Madrid just muttered something about "small minds coming up with small ideas'' and the debate moved on to other areas as the beauty-queen stipend was tabled.
Over the course of the next three hours, the professionals reviewed plans for major construction projects and federal funding, while the council members continued a Kabucki theater in which Madrid made proposals and the other council members found ways to shoot them down or delay them.
A Madrid proposal that the city treat the new e-cigarettes with same disdain and limitations held for tobacco products -- a move being made in city after city across the state -- was met with a long and torturous debate, despite the presence of American Lung Association executives speaking on behalf of the proposal. At one point, City Councilwoman Ruth Sterling seemed to be trying out a Libertarian coat asking "Why can't the restaurants just decide for themselves what they want to do (with e-cigarettes)? Why does government have to drive everything?''
Moments later, however, Sterling was leading the charge to require anyone in the city who wants to raise chickens to keep at least two of them to avoid "lonely chickens.'' Her new-found Libertarian-ism had its limits.

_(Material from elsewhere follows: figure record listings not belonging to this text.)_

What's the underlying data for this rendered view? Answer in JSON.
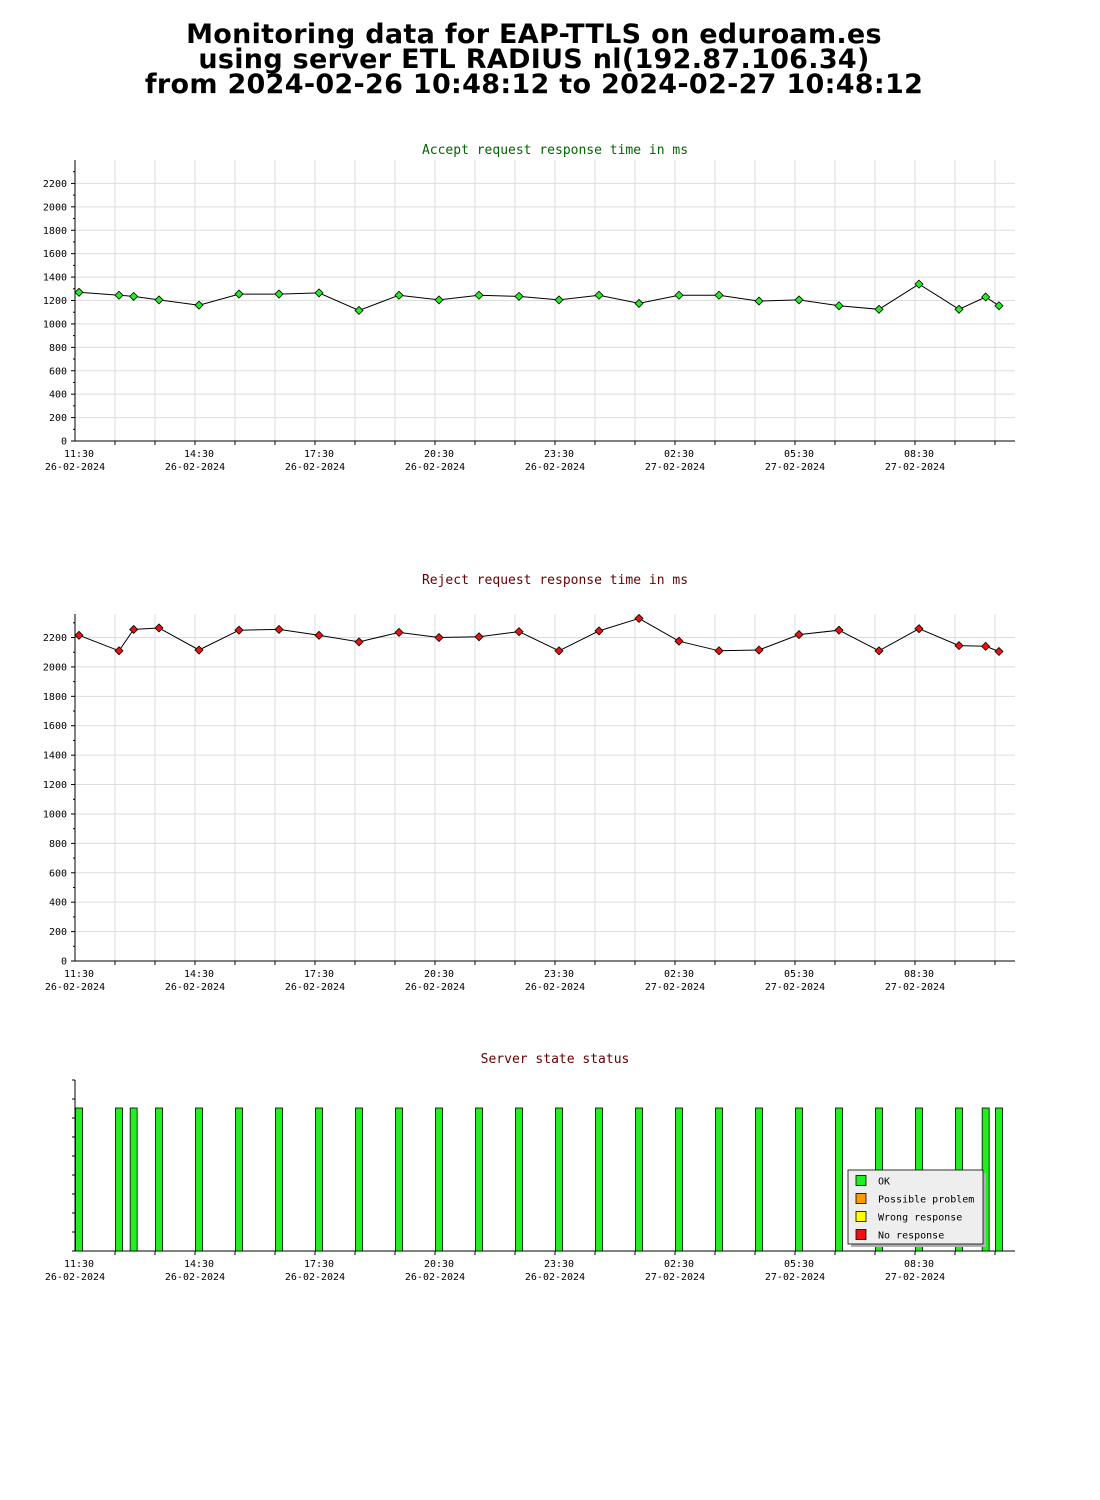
{
  "page": {
    "title_lines": [
      "Monitoring data for EAP-TTLS on eduroam.es",
      "using server ETL RADIUS nl(192.87.106.34)",
      "from 2024-02-26 10:48:12 to 2024-02-27 10:48:12"
    ]
  },
  "x_ticks": [
    {
      "time": "11:30",
      "date": "26-02-2024"
    },
    {
      "time": "14:30",
      "date": "26-02-2024"
    },
    {
      "time": "17:30",
      "date": "26-02-2024"
    },
    {
      "time": "20:30",
      "date": "26-02-2024"
    },
    {
      "time": "23:30",
      "date": "26-02-2024"
    },
    {
      "time": "02:30",
      "date": "27-02-2024"
    },
    {
      "time": "05:30",
      "date": "27-02-2024"
    },
    {
      "time": "08:30",
      "date": "27-02-2024"
    }
  ],
  "chart_data": [
    {
      "type": "line",
      "title": "Accept request response time in ms",
      "title_color": "#006600",
      "marker_color": "#22ee22",
      "x": [
        "2024-02-26 11:30",
        "2024-02-26 12:30",
        "2024-02-26 12:52",
        "2024-02-26 13:30",
        "2024-02-26 14:30",
        "2024-02-26 15:30",
        "2024-02-26 16:30",
        "2024-02-26 17:30",
        "2024-02-26 18:30",
        "2024-02-26 19:30",
        "2024-02-26 20:30",
        "2024-02-26 21:30",
        "2024-02-26 22:30",
        "2024-02-26 23:30",
        "2024-02-27 00:30",
        "2024-02-27 01:30",
        "2024-02-27 02:30",
        "2024-02-27 03:30",
        "2024-02-27 04:30",
        "2024-02-27 05:30",
        "2024-02-27 06:30",
        "2024-02-27 07:30",
        "2024-02-27 08:30",
        "2024-02-27 09:30",
        "2024-02-27 10:10",
        "2024-02-27 10:30"
      ],
      "values": [
        1270,
        1245,
        1235,
        1205,
        1160,
        1255,
        1255,
        1265,
        1115,
        1245,
        1205,
        1245,
        1235,
        1205,
        1245,
        1175,
        1245,
        1245,
        1195,
        1205,
        1155,
        1125,
        1340,
        1125,
        1230,
        1155
      ],
      "ylim": [
        0,
        2400
      ],
      "yticks": [
        0,
        200,
        400,
        600,
        800,
        1000,
        1200,
        1400,
        1600,
        1800,
        2000,
        2200
      ],
      "grid": true
    },
    {
      "type": "line",
      "title": "Reject request response time in ms",
      "title_color": "#660000",
      "marker_color": "#ee1111",
      "x": [
        "2024-02-26 11:30",
        "2024-02-26 12:30",
        "2024-02-26 12:52",
        "2024-02-26 13:30",
        "2024-02-26 14:30",
        "2024-02-26 15:30",
        "2024-02-26 16:30",
        "2024-02-26 17:30",
        "2024-02-26 18:30",
        "2024-02-26 19:30",
        "2024-02-26 20:30",
        "2024-02-26 21:30",
        "2024-02-26 22:30",
        "2024-02-26 23:30",
        "2024-02-27 00:30",
        "2024-02-27 01:30",
        "2024-02-27 02:30",
        "2024-02-27 03:30",
        "2024-02-27 04:30",
        "2024-02-27 05:30",
        "2024-02-27 06:30",
        "2024-02-27 07:30",
        "2024-02-27 08:30",
        "2024-02-27 09:30",
        "2024-02-27 10:10",
        "2024-02-27 10:30"
      ],
      "values": [
        2215,
        2110,
        2255,
        2265,
        2115,
        2250,
        2255,
        2215,
        2170,
        2235,
        2200,
        2205,
        2240,
        2110,
        2245,
        2330,
        2175,
        2110,
        2115,
        2220,
        2250,
        2110,
        2260,
        2145,
        2140,
        2105
      ],
      "ylim": [
        0,
        2360
      ],
      "yticks": [
        0,
        200,
        400,
        600,
        800,
        1000,
        1200,
        1400,
        1600,
        1800,
        2000,
        2200
      ],
      "grid": true
    },
    {
      "type": "bar",
      "title": "Server state status",
      "title_color": "#660000",
      "x": [
        "2024-02-26 11:30",
        "2024-02-26 12:30",
        "2024-02-26 12:52",
        "2024-02-26 13:30",
        "2024-02-26 14:30",
        "2024-02-26 15:30",
        "2024-02-26 16:30",
        "2024-02-26 17:30",
        "2024-02-26 18:30",
        "2024-02-26 19:30",
        "2024-02-26 20:30",
        "2024-02-26 21:30",
        "2024-02-26 22:30",
        "2024-02-26 23:30",
        "2024-02-27 00:30",
        "2024-02-27 01:30",
        "2024-02-27 02:30",
        "2024-02-27 03:30",
        "2024-02-27 04:30",
        "2024-02-27 05:30",
        "2024-02-27 06:30",
        "2024-02-27 07:30",
        "2024-02-27 08:30",
        "2024-02-27 09:30",
        "2024-02-27 10:10",
        "2024-02-27 10:30"
      ],
      "states": [
        "OK",
        "OK",
        "OK",
        "OK",
        "OK",
        "OK",
        "OK",
        "OK",
        "OK",
        "OK",
        "OK",
        "OK",
        "OK",
        "OK",
        "OK",
        "OK",
        "OK",
        "OK",
        "OK",
        "OK",
        "OK",
        "OK",
        "OK",
        "OK",
        "OK",
        "OK"
      ],
      "legend": [
        {
          "label": "OK",
          "color": "#22ee22"
        },
        {
          "label": "Possible problem",
          "color": "#ff9900"
        },
        {
          "label": "Wrong response",
          "color": "#ffff00"
        },
        {
          "label": "No response",
          "color": "#ee1111"
        }
      ],
      "legend_position": "bottom-right"
    }
  ]
}
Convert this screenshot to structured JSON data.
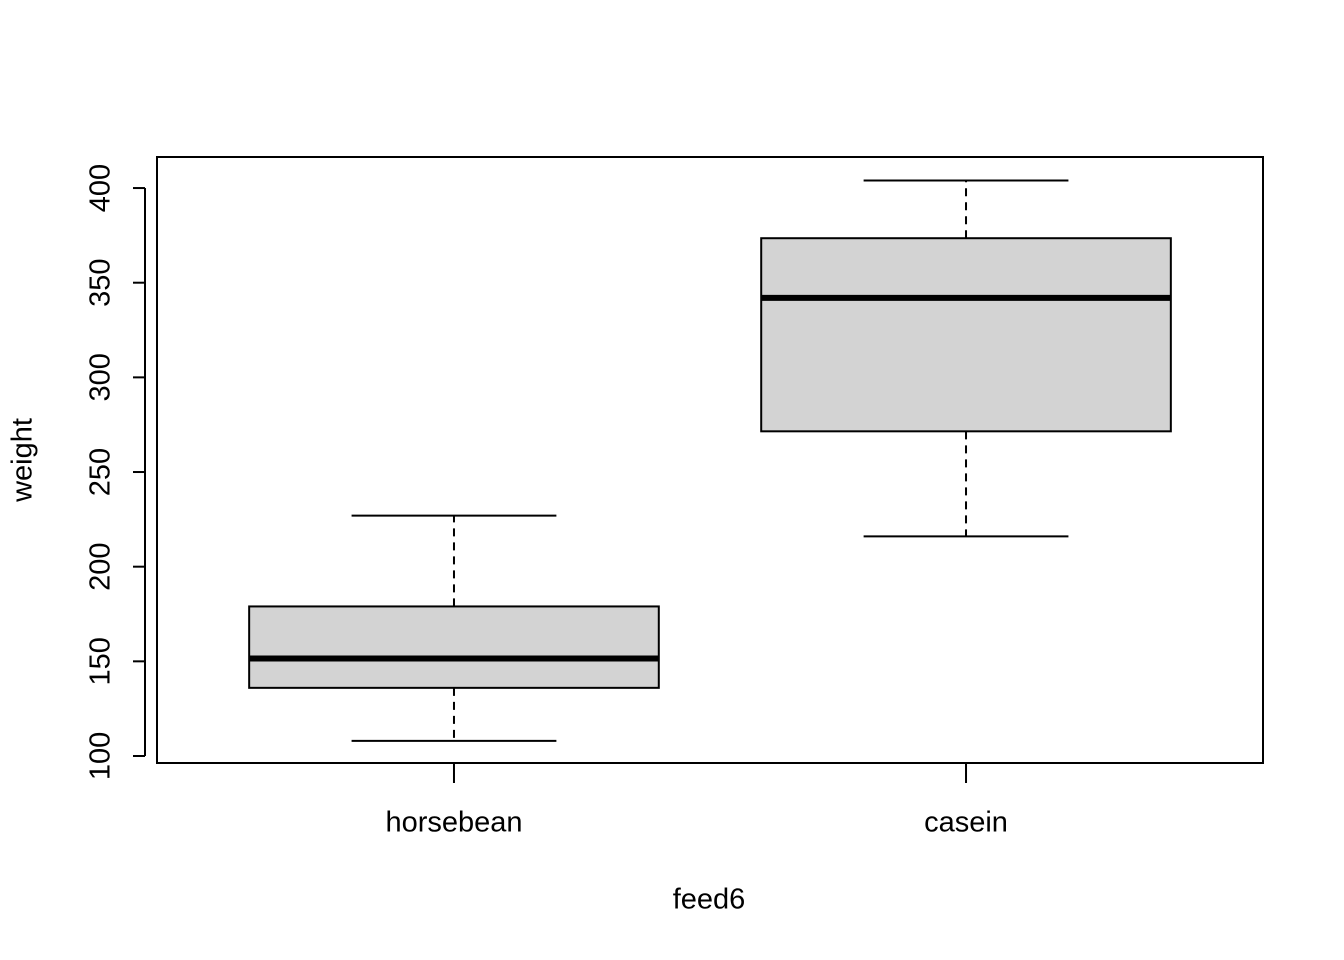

In the end, the council decided to study the e-cigarette issue for up to another 90 days before deciding whether "vapers,'' as they are called, should be allowed to perfume public air with the new flavored puffs of nicotine gas.
On the chicken front, the council heard a first reading of the new ordinance that would allow the return of chickens to most of the city. Rather than limiting the number of chickens to one per 2,000 square feet of lot size, the council increased it to one chicken for every 1,000 feet to assure that residents of smaller lots could have at least two chickens to avoid isolating any of the very social foul.
Chickens had their supporters, including the adorable Tweet girls (see photo right). But several residents did speak against the chickens, saying the excrement draws flies and coyotes have been on the increase in chicken-cooped neighborhoods, killing the foul and dogs and cats.
Madrid was again on the losing end of a 4-1 vote. The mayor opposed the chicken move, saying La Mesa is too urban a city to have chickens without a lot of complaints and enforcement issues to come.
But the main event skirmish of the night was reserved for another Madrid proposal in which he suggested the council appoint him as the representative to the East County Economic Development Council.
For years Madrid had led the charge against spending money on that group, saying it had not accomplished anything for La Mesa. City Councilman Ernie Ewin had led the counter charge to join the organization and, at the council's last meeting, finally mustered the votes to overcome Madrid's opposition.
Madrid's proposal died without a second and Alessio quickly nominated Ewin for the ECEDC job.
That's when Sterling's chimed in with a Machiavellian twist this time, wondering aloud if putting Madrid on the ECEDC as he requested would guarantee a critical look at whether the group actually accomplishes anything for La Mesa.
No one bit and Ewin was installed, but not before Madrid tried to repeat his long-held criticisms of the ECEDC. Alessio tried to cut Madrid off, saying he was simply trying to re-litigate the council's decision earlier this month to join the economic group. Madrid persisted, telling Alessio he held the floor and would have his say.
Ewin was chosen with a 5-0 vote and Sterling was predicting he would give an honest assessment of the group's accomplishments and the council could decide whether enough was accomplished to defend joining again next year.
"It's going to be a one-year membership, I guarantee it,'' Madrid said.